Configuration Options¶

Here, we will go over the configuration options you can use to customize your AutoTransformer for your use case, data, and hardware.

[ ]:

import autotransformers
from autotransformers import AutoTransformer, DatasetLoader

We will reuse the example dataset of the first tutorial. See the Getting Started tutorial for an explanation on the dataset’s structure.

[ ]:

# The text snippets in this dataset are from "googleplay", a public dataset of app reviews on Google's Play Store.
dataset = {
    "meta": {
        "name": "example_singlelabel",
        "version": "1.0.0",
        "created_with": "wizard"
    },
    "config": [
        {
            "domain": "text",
            "type": "IText"
        },
        {
            "task_id": "task1",
            "classes": ["positive", "neutral", "negative"],
            "type": "TSingleClassification"
        }
    ],
    "train": [
        [
            {"value": "None of the notifications work. other people in the forums teport similar problems bht no fix. the app is nice but it isnt nearly as functional without notifications"},
            {"value": "negative"},
        ],
        [
            {"value": "It's great"},
            {"value": "positive"},
        ],
        [
            {"value": "Not allowing me to delete my account"},
            {"value": "negative"},
        ],
        [
            {"value": "So impressed that I bought premium on very first day"},
            {"value": "positive"},
        ],
    ],
    "test": [
        [
            {"value": "Can't set more than 7 tasks without paying an absurdly expensive weekly subscription"},
            {"value": "negative"},
        ]
    ],
}

[ ]:

dl = DatasetLoader(dataset)

The help function can be used to find all supported configuration options for the given domain; in our example, the “text” domain. Other domains (e.g. “document”) may have other configuration options as well as other default values for them.

[ ]:

autotransformers.help("text")

The most important options are usually the epochs and the learning rate. A higher number of epochs may improve results, but takes longer to train. Likewise, the learning rate can be slightly adjusted if the model learns slowly or training is unstable.

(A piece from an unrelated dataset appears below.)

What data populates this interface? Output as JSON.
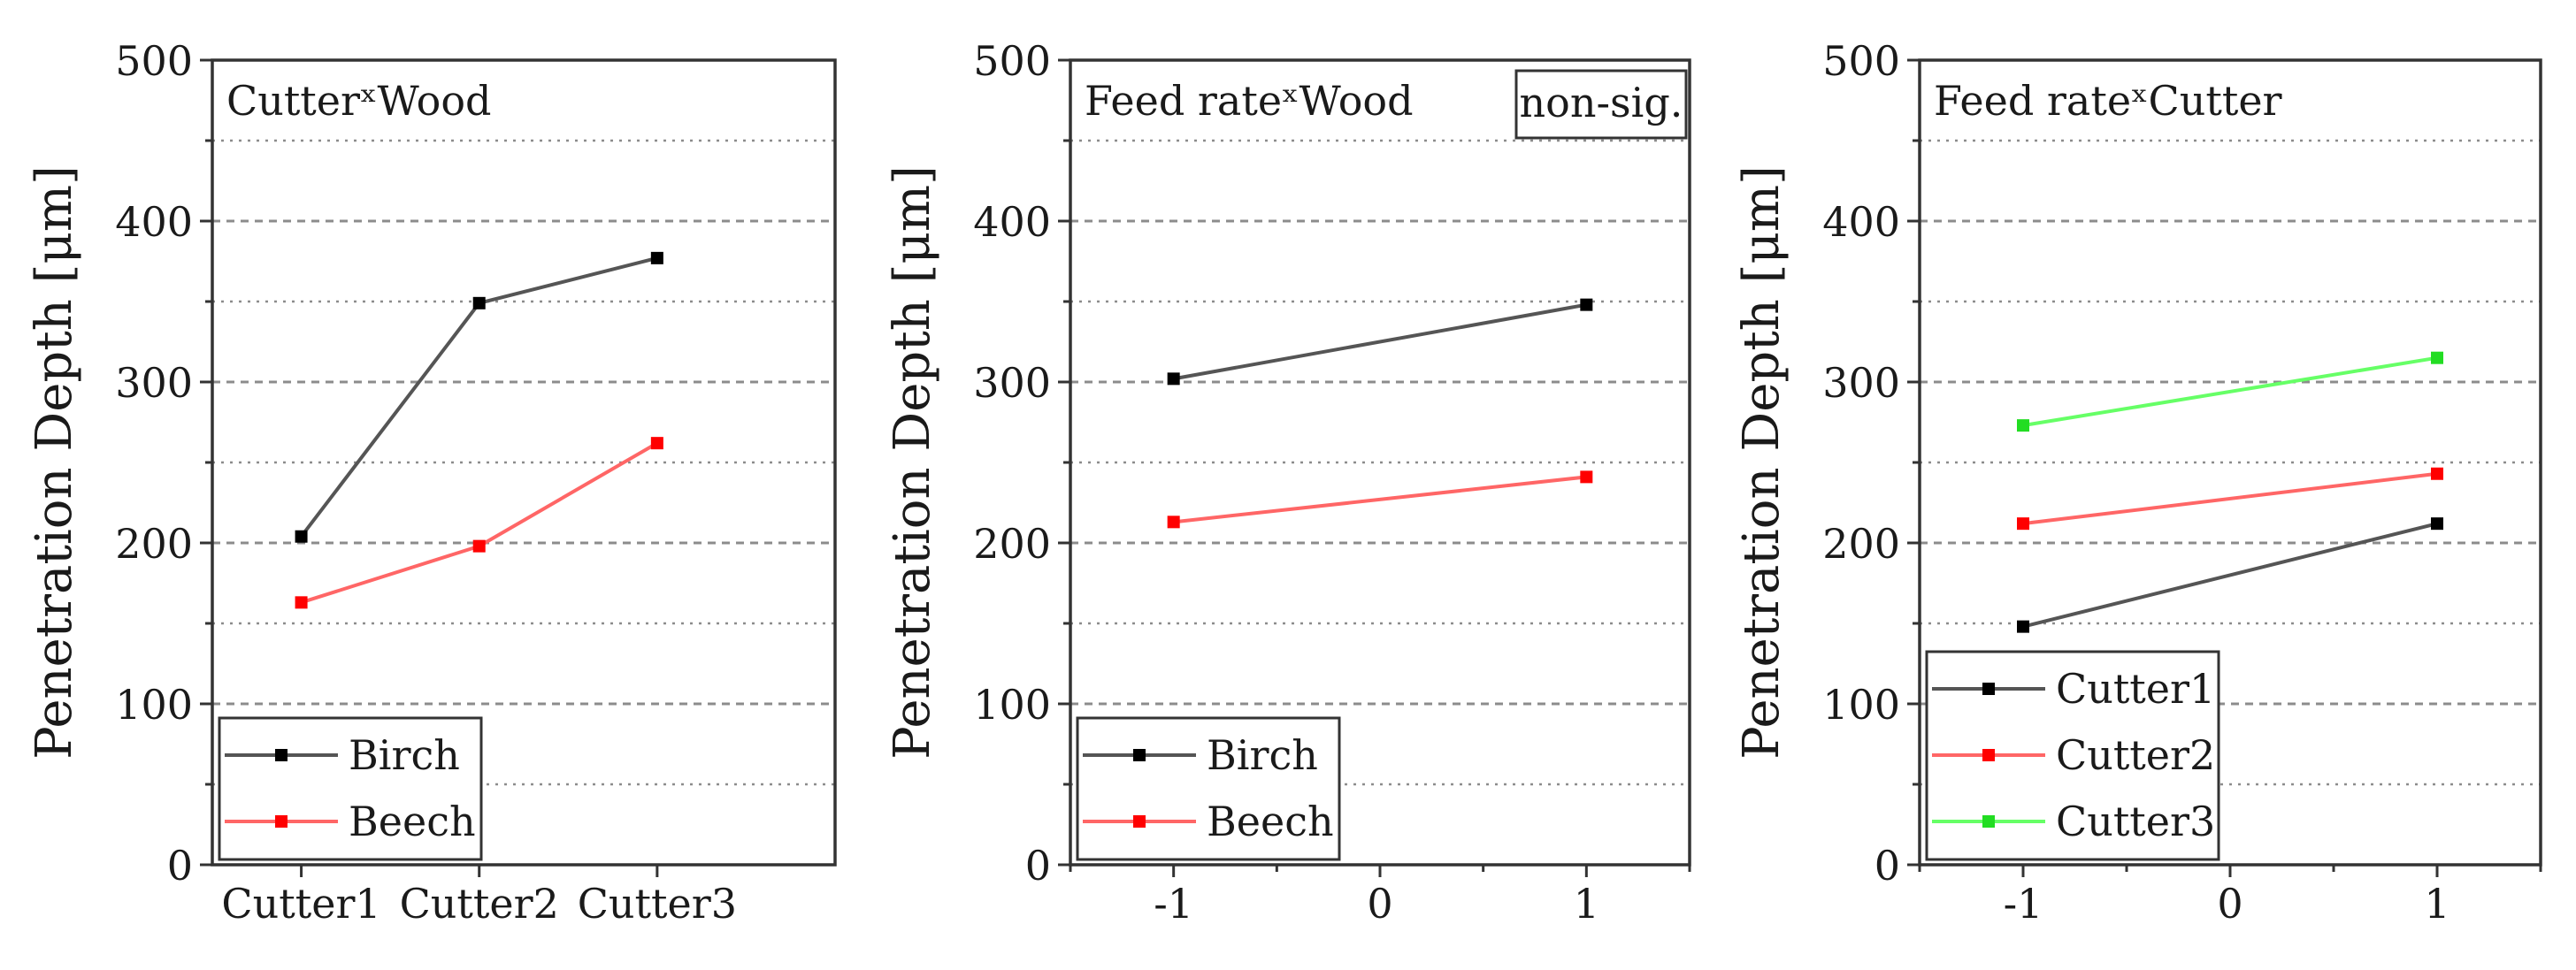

If you see out-of-memory errors, you can try to adjust the batch size. This reduces memory footprint at the expensive of speed.

A config can be in list-style or nested-dict-style, as shown below. You can also supply a .json file directly.

[ ]:

# list-style config
config = [
    ("engine/stop_condition/type", "MaxEpochs"),
    ("engine/stop_condition/value", 2),
    ("engine/optimizer/lr", 3e-5),
    ("engine/train_batch_size", 32),
]

[ ]:

# equivalent dict-style config
config = {
    "engine": {
        "stop_condition": {
            "type": "MaxEpochs",
            "value": 2,
        },
        "train_batch_size": 32,
        "optimizer": {
            "lr": 3e-5
        }
    }
}

[ ]:

at = AutoTransformer(config)

at.init(dataset_loader=dl, path=".models/example06")
at.train(dl)